All experiments had to be conducted in a 24-hour timeframe, so the four-person Texas A&M team had to continuously run experimental trials on all animals in each control group. Tansey was part of a team that managed in one day, something that would usually take months on a regular lab schedule.
“This type of nitty-gritty research, where each little step has to be properly completed, gives you more appreciation of what it takes to conduct a study,” Tansey said. “You get these results that may shape clinical practice or affect what we know about fundamental biological mechanisms.”
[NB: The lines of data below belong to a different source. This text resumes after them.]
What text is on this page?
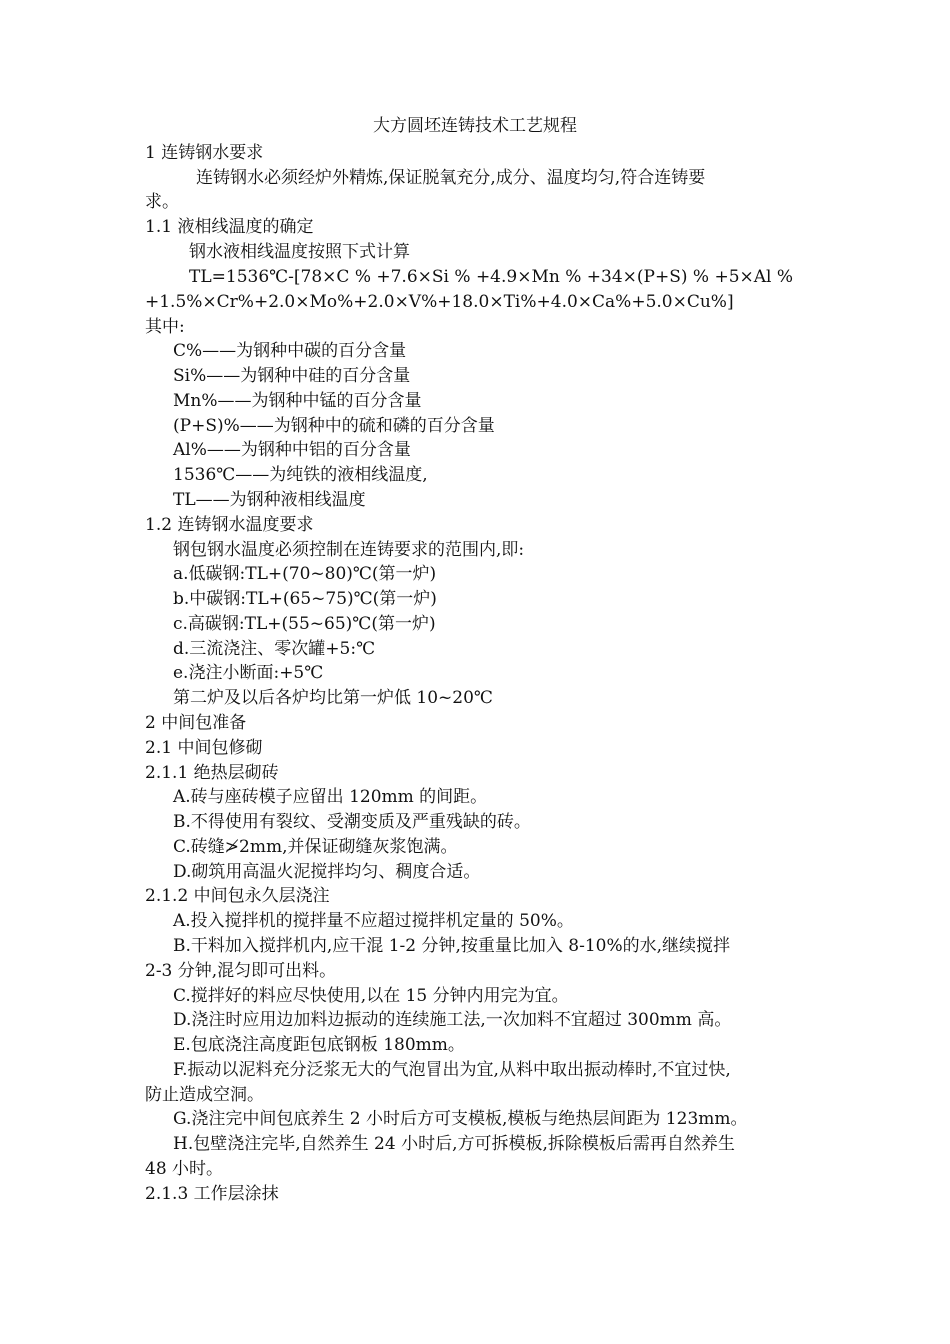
大方圆坯连铸技术工艺规程
1 连铸钢水要求
连铸钢水必须经炉外精炼,保证脱氧充分,成分、温度均匀,符合连铸要
求。
1.1 液相线温度的确定
钢水液相线温度按照下式计算
TL=1536℃-[78×C % +7.6×Si % +4.9×Mn % +34×(P+S) % +5×Al %
+1.5%×Cr%+2.0×Mo%+2.0×V%+18.0×Ti%+4.0×Ca%+5.0×Cu%]
其中:
C%——为钢种中碳的百分含量
Si%——为钢种中硅的百分含量
Mn%——为钢种中锰的百分含量
(P+S)%——为钢种中的硫和磷的百分含量
Al%——为钢种中铝的百分含量
1536℃——为纯铁的液相线温度,
TL——为钢种液相线温度
1.2 连铸钢水温度要求
钢包钢水温度必须控制在连铸要求的范围内,即:
a.低碳钢:TL+(70~80)℃(第一炉)
b.中碳钢:TL+(65~75)℃(第一炉)
c.高碳钢:TL+(55~65)℃(第一炉)
d.三流浇注、零次罐+5:℃
e.浇注小断面:+5℃
第二炉及以后各炉均比第一炉低 10~20℃
2 中间包准备
2.1 中间包修砌
2.1.1 绝热层砌砖
A.砖与座砖模子应留出 120mm 的间距。
B.不得使用有裂纹、受潮变质及严重残缺的砖。
C.砖缝≯2mm,并保证砌缝灰浆饱满。
D.砌筑用高温火泥搅拌均匀、稠度合适。
2.1.2 中间包永久层浇注
A.投入搅拌机的搅拌量不应超过搅拌机定量的 50%。
B.干料加入搅拌机内,应干混 1-2 分钟,按重量比加入 8-10%的水,继续搅拌
2-3 分钟,混匀即可出料。
C.搅拌好的料应尽快使用,以在 15 分钟内用完为宜。
D.浇注时应用边加料边振动的连续施工法,一次加料不宜超过 300mm 高。
E.包底浇注高度距包底钢板 180mm。
F.振动以泥料充分泛浆无大的气泡冒出为宜,从料中取出振动棒时,不宜过快,
防止造成空洞。
G.浇注完中间包底养生 2 小时后方可支模板,模板与绝热层间距为 123mm。
H.包壁浇注完毕,自然养生 24 小时后,方可拆模板,拆除模板后需再自然养生
48 小时。
2.1.3 工作层涂抹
“I never thought I’d be a part of a project like this. Everything about space exploration is fascinating. We are making serious advancements in space travel. I don’t think there’s been this much excitement in the field since the space race era,” Tansey said. “The more advanced our travel missions are, the longer our astronauts are in space.”
The research team’s findings will be presented at the 2018 American Society of Gravitational and Space Research in Maryland. This work is part of a research project with far-reaching implications. With long-duration human exploration into deep space, NASA is moving forward in its vision to advancing scientific knowledge for the benefit of humankind.
“This was a challenging study, and Patrick’s previous experience during his clinical rotations paid off,” Bagher said. “He was just as upbeat and motivated at hour one as he was at hour 24; that’s the type of person you need to be involved in a study like this.”
“Going forward in medicine, I would like to be involved in research that impacts the nation’s space branch,” Tansey said. “I am interested in orthopedic surgery and the many residency programs that do work with NASA on projects on bone density, structure, biomechanical support, all of these things that relate to space and medicine. There are sure to be plenty of challenges on the horizon. I hope to play a role in solving them whether as a student, resident, Air Force officer or beyond.”